We tin run across an obvious trouble, all of our variables have been imported as factors and are variables are named V1, V2, V3V8. The problem happens because we haven't told the read.table() role that the first row contains the variable names and then it treats them as information. Equally presently as nosotros have a single character string in any of our information vectors, R treats the vectors equally character blazon information (remember all elements in a vector must contain the same type of data).

Other import options

There are numerous other functions to import information from a variety of sources and formats. Most of these functions are contained in packages that you volition need to install before using them. Nosotros list a couple of the more useful packages and functions below.

The fread() function from the read.table package is great for importing big data files quickly and efficiently (much faster than the read.table() function). Ane of the great things about the fread() role is that information technology will automatically detect many of the arguments you would normally need to specify (like sep = etc). Ane of the things yous will need to consider though is that the fread() role volition return a data.table object not a information.frame equally would exist the case with the read.table() part. This is usually not a problem every bit you tin can pass a data.tabular array object to any function that only accepts data.frame objects. To acquire more about the differences between data.tabular array and data.frame objects meet here.

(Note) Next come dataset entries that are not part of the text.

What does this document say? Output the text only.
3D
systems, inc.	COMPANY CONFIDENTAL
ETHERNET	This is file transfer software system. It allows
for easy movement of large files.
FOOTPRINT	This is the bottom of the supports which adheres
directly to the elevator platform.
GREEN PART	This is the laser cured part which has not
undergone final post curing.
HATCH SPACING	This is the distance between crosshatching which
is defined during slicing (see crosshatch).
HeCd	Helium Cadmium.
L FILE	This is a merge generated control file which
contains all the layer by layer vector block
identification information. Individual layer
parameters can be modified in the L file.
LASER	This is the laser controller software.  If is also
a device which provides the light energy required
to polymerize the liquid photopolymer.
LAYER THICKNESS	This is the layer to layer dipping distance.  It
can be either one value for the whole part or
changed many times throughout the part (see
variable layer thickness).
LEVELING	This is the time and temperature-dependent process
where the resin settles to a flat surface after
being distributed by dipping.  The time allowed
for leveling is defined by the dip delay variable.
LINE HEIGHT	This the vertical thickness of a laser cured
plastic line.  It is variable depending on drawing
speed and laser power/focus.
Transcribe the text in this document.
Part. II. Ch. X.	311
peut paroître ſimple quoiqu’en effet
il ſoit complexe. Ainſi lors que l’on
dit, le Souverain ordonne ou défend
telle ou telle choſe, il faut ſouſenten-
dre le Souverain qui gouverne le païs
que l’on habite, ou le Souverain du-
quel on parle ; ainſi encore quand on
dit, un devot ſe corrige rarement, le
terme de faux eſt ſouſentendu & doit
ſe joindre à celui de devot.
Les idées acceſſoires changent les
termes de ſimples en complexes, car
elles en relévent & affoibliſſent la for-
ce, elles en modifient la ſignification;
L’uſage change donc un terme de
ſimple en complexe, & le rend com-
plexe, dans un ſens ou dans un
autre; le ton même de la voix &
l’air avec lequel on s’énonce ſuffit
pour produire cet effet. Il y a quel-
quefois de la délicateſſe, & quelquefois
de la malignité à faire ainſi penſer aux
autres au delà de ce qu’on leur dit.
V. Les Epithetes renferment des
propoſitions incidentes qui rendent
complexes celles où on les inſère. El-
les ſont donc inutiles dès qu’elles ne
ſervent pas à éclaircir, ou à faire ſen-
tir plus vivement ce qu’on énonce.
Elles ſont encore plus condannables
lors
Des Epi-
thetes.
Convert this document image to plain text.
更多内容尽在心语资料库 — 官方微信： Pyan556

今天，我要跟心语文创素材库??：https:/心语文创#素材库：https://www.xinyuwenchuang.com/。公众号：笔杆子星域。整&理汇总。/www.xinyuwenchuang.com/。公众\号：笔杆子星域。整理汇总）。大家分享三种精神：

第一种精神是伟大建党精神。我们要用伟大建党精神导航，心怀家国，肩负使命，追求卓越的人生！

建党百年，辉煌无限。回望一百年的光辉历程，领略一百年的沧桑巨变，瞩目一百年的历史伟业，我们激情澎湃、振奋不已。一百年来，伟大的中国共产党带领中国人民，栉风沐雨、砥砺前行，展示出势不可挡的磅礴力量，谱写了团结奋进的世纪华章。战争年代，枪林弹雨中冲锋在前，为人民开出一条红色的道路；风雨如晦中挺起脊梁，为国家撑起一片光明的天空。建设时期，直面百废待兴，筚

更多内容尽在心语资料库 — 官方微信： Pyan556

                                                library(read.table)                all_data                  <-                  fread(file =                  'data/blossom.txt')                          

Various functions from the readr package are also very efficient at reading in big data files. The readr package is part of the 'tidyverse' drove of packages and provides many equivalent functions to base R for importing information. The readr functions are used in a like way to the read.table() or read.csv() functions and many of the arguments are the aforementioned (see ?readr::read_table for more details). There are however some differences. For case, when using the read_table() function the header = TRUE argument is replaced by col_names = Truthful and the office returns a tibble class object which is the tidyverse equivalent of a data.frame object (see here for differences).

                                                library(readr)                                  # import white space delimited files                                all_data                  <-                  read_table(file =                  'data/flower.txt',                  col_names =                  Truthful)                                                  # import comma delimited files                                all_data                  <-                  read_csv(file =                  'information/flower.txt')                                                  # import tab delimited files                                all_data                  <-                  read_delim(file =                  'information/flower.txt',                  delim =                  "                  \t                  ")                                                  # or use                                all_data                  <-                  read_tsv(file =                  'information/flower.txt')                          

If your data file is ginormous, then the ff and bigmemory packages may be useful as they both contain import functions that are able to store big data in a memory efficient mode. You tin discover out more nearly these functions here and here.